Waldomiro causou uma controvérsia ainda maior naquela mesma década quando pintou um quatro que retratava Nossa Senhora usando minissaia. “Os eclesiásticos ficaram malucos, até ameaçaram cortar a tela em uma exposição em Santos. Cheguei a ser perseguido por padres na rua.”
Ainda segundo o artista, ele “encontrou Deus” em uma viagem para expor em Israel, nos anos 1970, e isso definiria o tema de muitas de suas obras. “Os organizadores me deixaram hospedado em um convento. Eu me vestia de um jeito espalhafatoso naquela época e acho que as freiras tinham medo de mim, mal falavam comigo. E um dia, perambulando, fui a um templo que tinha uma imagem de Jesus Cristo, eu estava vestido igual ao Jimi Hendrix, e pedi um sinal.
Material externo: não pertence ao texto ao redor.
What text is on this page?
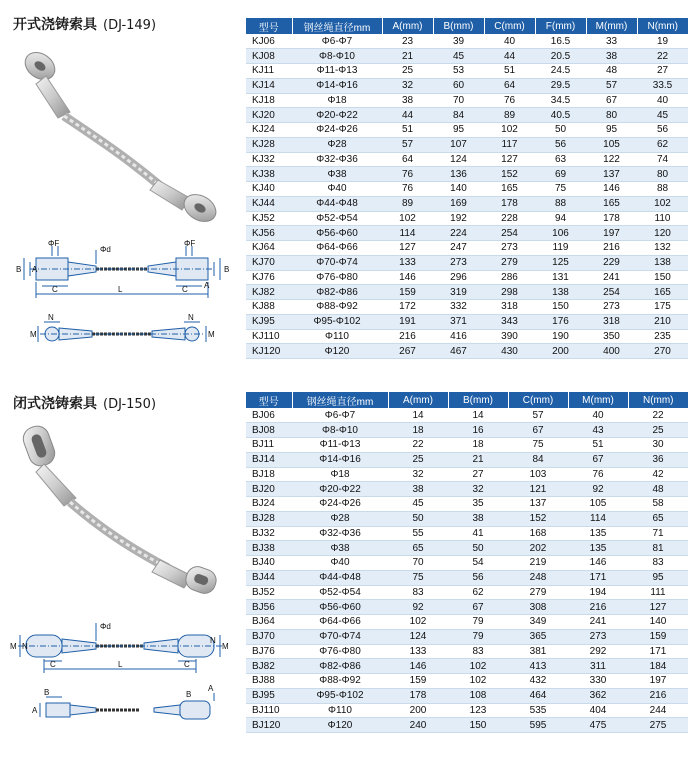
开式浇铸索具 (DJ-149)
ΦF	ΦF
Φd
B A	B
A
C	C
L
N	N
M	M
型号	钢丝绳直径mm	A(mm)	B(mm)	C(mm)	F(mm)	M(mm)	N(mm)
KJ06	Φ6-Φ7	23	39	40	16.5	33	19
KJ08	Φ8-Φ10	21	45	44	20.5	38	22
KJ11	Φ11-Φ13	25	53	51	24.5	48	27
KJ14	Φ14-Φ16	32	60	64	29.5	57	33.5
KJ18	Φ18	38	70	76	34.5	67	40
KJ20	Φ20-Φ22	44	84	89	40.5	80	45
KJ24	Φ24-Φ26	51	95	102	50	95	56
KJ28	Φ28	57	107	117	56	105	62
KJ32	Φ32-Φ36	64	124	127	63	122	74
KJ38	Φ38	76	136	152	69	137	80
KJ40	Φ40	76	140	165	75	146	88
KJ44	Φ44-Φ48	89	169	178	88	165	102
KJ52	Φ52-Φ54	102	192	228	94	178	110
KJ56	Φ56-Φ60	114	224	254	106	197	120
KJ64	Φ64-Φ66	127	247	273	119	216	132
KJ70	Φ70-Φ74	133	273	279	125	229	138
KJ76	Φ76-Φ80	146	296	286	131	241	150
KJ82	Φ82-Φ86	159	319	298	138	254	165
KJ88	Φ88-Φ92	172	332	318	150	273	175
KJ95	Φ95-Φ102	191	371	343	176	318	210
KJ110	Φ110	216	416	390	190	350	235
KJ120	Φ120	267	467	430	200	400	270
闭式浇铸索具 (DJ-150)
Φd
M N	M
N
C	C
L
A
B	A
B
型号	钢丝绳直径mm	A(mm)	B(mm)	C(mm)	M(mm)	N(mm)
BJ06	Φ6-Φ7	14	14	57	40	22
BJ08	Φ8-Φ10	18	16	67	43	25
BJ11	Φ11-Φ13	22	18	75	51	30
BJ14	Φ14-Φ16	25	21	84	67	36
BJ18	Φ18	32	27	103	76	42
BJ20	Φ20-Φ22	38	32	121	92	48
BJ24	Φ24-Φ26	45	35	137	105	58
BJ28	Φ28	50	38	152	114	65
BJ32	Φ32-Φ36	55	41	168	135	71
BJ38	Φ38	65	50	202	135	81
BJ40	Φ40	70	54	219	146	83
BJ44	Φ44-Φ48	75	56	248	171	95
BJ52	Φ52-Φ54	83	62	279	194	111
BJ56	Φ56-Φ60	92	67	308	216	127
BJ64	Φ64-Φ66	102	79	349	241	140
BJ70	Φ70-Φ74	124	79	365	273	159
BJ76	Φ76-Φ80	133	83	381	292	171
BJ82	Φ82-Φ86	146	102	413	311	184
BJ88	Φ88-Φ92	159	102	432	330	197
BJ95	Φ95-Φ102	178	108	464	362	216
BJ110	Φ110	200	123	535	404	244
BJ120	Φ120	240	150	595	475	275
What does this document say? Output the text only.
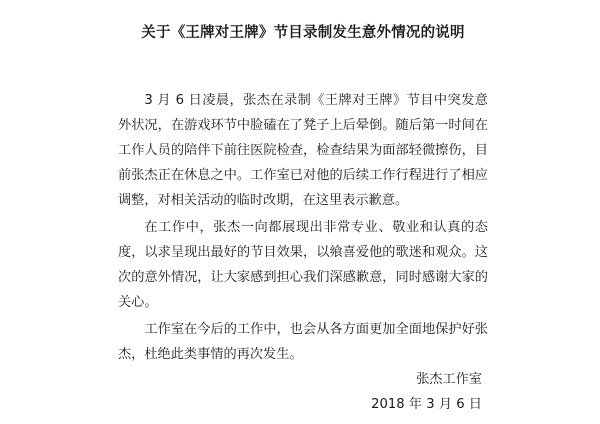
关于《王牌对王牌》节目录制发生意外情况的说明

3 月 6 日凌晨，张杰在录制《王牌对王牌》节目中突发意外状况，在游戏环节中脸磕在了凳子上后晕倒。随后第一时间在工作人员的陪伴下前往医院检查，检查结果为面部轻微擦伤，目前张杰正在休息之中。工作室已对他的后续工作行程进行了相应调整，对相关活动的临时改期，在这里表示歉意。

在工作中，张杰一向都展现出非常专业、敬业和认真的态度，以求呈现出最好的节目效果，以飨喜爱他的歌迷和观众。这次的意外情况，让大家感到担心我们深感歉意，同时感谢大家的关心。

工作室在今后的工作中，也会从各方面更加全面地保护好张杰，杜绝此类事情的再次发生。

张杰工作室
2018 年 3 月 6 日
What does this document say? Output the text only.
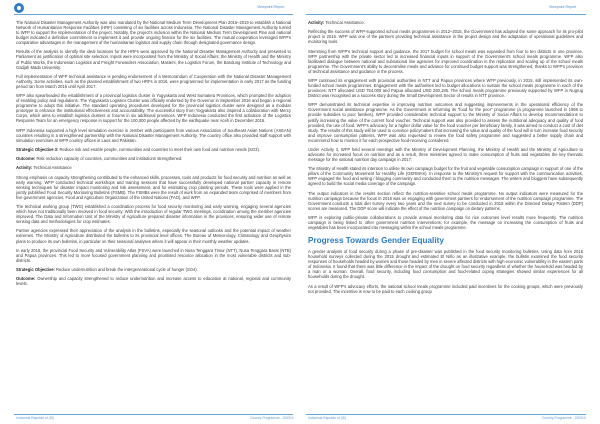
Viewpoint Report	Viewpoint Report

The National Disaster Management Authority was also mandated by the National Medium Term Development Plan 2015–2019 to establish a National Network of Humanitarian Response Facilities (HRF) consisting of six facilities across Indonesia. The National Disaster Management Authority turned to WFP to support the implementation of the project. Notably, the project's inclusion within the National Medium Term Development Plan and national budget indicated a definitive commitment to implement it and provide ongoing finance for the six facilities. The mutual cooperation leveraged WFP's comparative advantages in the management of the humanitarian logistics and supply chain through designated governance design.

Results of the analysis to identify the ideal locations for the HRFs were approved by the National Disaster Management Authority and presented to Parliament as justification of optimal site selection. Inputs were incorporated from the Ministry of Social Affairs, the Ministry of Health and the Ministry of Public Works, the Indonesian Logistics and Freight Forwarders Association, Masters, the Logistics Forum, the Bandung Institute of Technology and Gadjah Mada University.

Full implementation of WFP technical assistance is pending endorsement of a Memorandum of Cooperation with the National Disaster Management Authority. Some activities, such as the planned establishment of two HRFs in 2016, were programmed for implementation in early 2017 as the funding period ran from March 2016 until April 2017.

WFP also spearheaded the establishment of a provincial logistics cluster in Yogyakarta and West Sumatera Provinces, which prompted the adoption of enabling policy and regulations. The Yogyakarta Logistics Cluster was officially endorsed by the Governor in September 2016 and began a regional programme to adopt this initiative. The standard operating procedures developed for the provincial logistics cluster were designed as a modular prototype to enhance the institutional effectiveness and accountability. The successful story from Yogyakarta also inspired a collaboration with Mercy Corps, which aims to establish logistics clusters or forums in six additional provinces. WFP Indonesia conducted the first activation of the Logistics Response Team for an emergency response in support for the 100,000 people affected by the earthquake near Aceh in December 2016.

WFP Indonesia supported a high level simulation exercise in Jember with participants from various Association of Southeast Asian Nations (ASEAN) countries resulting in a strengthened partnership with the National Disaster Management Authority. The country office also provided staff support with simulation exercises at WFP country offices in Laos and Pakistan.

Strategic Objective 3: Reduce risk and enable people, communities and countries to meet their own food and nutrition needs (SO3).

Outcome: Risk reduction capacity of countries, communities and institutions strengthened.

Activity: Technical Assistance

Strong emphasis on capacity strengthening contributed to the enhanced skills, processes, tools and products for food security and nutrition as well as early warning. WFP conducted technical workshops and training sessions that have successfully developed national partner capacity in remote sensing techniques for disaster impact monitoring and risk assessment, and for estimating crop planting periods. These tools were applied in the jointly published Food Security Monitoring Bulletins (FSMB). The FSMBs were the result of work from an expanded team comprised of members from five government agencies, Food and Agriculture Organization of the United Nations (FAO), and WFP.

The technical working group (TWG) established a coordination process for food security monitoring and early warning, engaging several agencies which have not traditionally been involved in food security. With the introduction of regular TWG meetings, coordination among the member agencies improved. The Data and Information Unit of the Ministry of Agriculture prepared disaster information in the provinces, ensuring wider use of remote sensing data and methodologies for crop estimates.

Partner agencies expressed their appreciation of the analysis in the bulletins, especially the seasonal outlooks and the potential impact of weather extremes. The Ministry of Agriculture distributed the bulletins to its provincial level offices. The Bureau of Meteorology, Climatology and Geophysics plans to produce its own bulletins, in particular on their seasonal analyses where it will appear in their monthly weather updates.

In early 2016, the provincial Food Security and Vulnerability Atlas (FSVA) were launched in Nusa Tenggara Timur (NTT), Nusa Tenggara Barat (NTB) and Papua provinces. This led to more focused government planning and prioritised resource allocation in the most vulnerable districts and sub-districts.

Strategic Objective: Reduce undernutrition and break the intergenerational cycle of hunger (SO4).

Outcome: Ownership and capacity strengthened to reduce undernutrition and increase access to education at national, regional and community levels.

Activity: Technical Assistance.

Reflecting the success of WFP-supported school meals programmes in 2012–2015, the Government has adopted the same approach for its pro-pilot project in 2016. WFP was one of the partners providing technical assistance in the project design and the adaptation of operational guidelines and monitoring tools.

Stemming from WFP's technical support and guidance, the 2017 budget for school meals was expanded from four to ten districts in one province. WFP partnership with the private sector led to increased financial inputs in support of the Government's school meals programme. WFP also facilitated dialogue between national and subnational line agencies for improved coordination in the replication and scaling up of the school meals programme. The Government's ability to decentralise meals and advance for continued budget support was strengthened, thanks to WFP's provision of technical assistance and guidance in the process.

WFP continued its engagement with provincial authorities in NTT and Papua provinces where WFP previously, in 2015, still implemented its own-funded school meals programmes. Engagement with the authorities led to budget allocations to sustain the school meals programme in each of the provinces: NTT allocated USD 754,000 and Papua allocated USD 260,185. The school meals programme previously supported by WFP in Nugrug District was recognised as a success story during the Small Development Sector of results in NTT province.

WFP demonstrated its technical expertise in improving nutrition outcomes and suggesting improvements in the operational efficiency of the Government social assistance programme. As the Government is reforming its "food for the poor" programme (a programme launched in 1998 to provide subsidies to poor families), WFP provided considerable technical support to the Ministry of Social Affairs to develop recommendations to justify increasing the value of the current food voucher. Technical support was also provided to assess the nutritional adequacy and quality of food provided, the use of food. WFP's advocacy for a higher dollar value for the food voucher per beneficiary family, it was aimed to conduct a cost of diet study. The results of this study will be used to convince policymakers that increasing the value and quality of the food will in turn increase food security and improve consumption patterns. WFP was also requested to review the food safety programme and suggested a better supply chain and recommend how to monitor it for each prospective food-receiving considered.

Under Activity 3, WFP held several meetings with the Ministry of Development Planning, the Ministry of Health and the Ministry of Agriculture to advocate for increased focus on nutrition and as a result, three ministries agreed to make consumption of fruits and vegetables the key thematic message for the national nutrition day campaign in 2017.

The Ministry of Health stated its intention to utilise its own campaign budget for the fruit and vegetable consumption campaign in support of one of the pillars of the Community Movement for Healthy Life (GERMAS). In response to the Ministry's request for support with the communication activities, WFP engaged the food and writing / blogging community and conducted them to the nutrition messages. The writers and bloggers have subsequently agreed to build the social media coverage of the campaign.

The output indicators in the results section reflect the nutrition-sensitive school meals programme. No output indicators were measured for the nutrition campaign because the focus in 2016 was on engaging with government partners for endorsement of the nutrition campaign programme. The Government conducts a total diet survey every two years and the next survey to be conducted in 2018 within the Directed Dietary Pattern (DDP) scores are measured. The DDP score will indicate the effect of the nutrition campaign on dietary patterns.

WFP is exploring public-private collaborations to provide annual monitoring data for rice outcomes level results more frequently. The nutrition campaign is being linked to other government nutrition interventions; for example, the message on increasing the consumption of fruits and vegetables has been incorporated into messaging within the school meals programme.

Progress Towards Gender Equality

A gender analysis of food security during a phase of pre-disaster was published in the food security monitoring bulletins. Using data from 2015 household surveys collected during the 2015 drought and estimated El Niño as an illustrative example, the bulletin examined the food security responses of households headed by women and those headed by men in severe affected districts with high economic vulnerability in the eastern parts of Indonesia. It found that there was little difference in the impact of the drought on food security regardless of whether the household was headed by a man or a woman. Overall, food security, including food consumption and food-related coping strategies showed similar experiences for all households during the drought.

As a result of WFP's advocacy efforts, the national school meals programme included paid incentives for the cooking groups, which were previously not provided. The incentive is now to be paid to each cooking group

Indonesia Republic of (ID)	Country Programme - 200914	Indonesia Republic of (ID)	Country Programme - 200914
Na hora eu senti uma luz azul clara cair sobre mim e a presença de Deus.”
Além das críticas bem diretas presentes na fase atual de sua obra, Waldomiro também criou diversos quadros com interpretações da Bíblia, do folclore, do futebol e até mesmo pinturas com ares de ficção científica, mostrando brasileiros indo à Lua. “A arte não é complicada. É só expressar o que você sente na tela”, diz. “Quem complica são as pessoas.”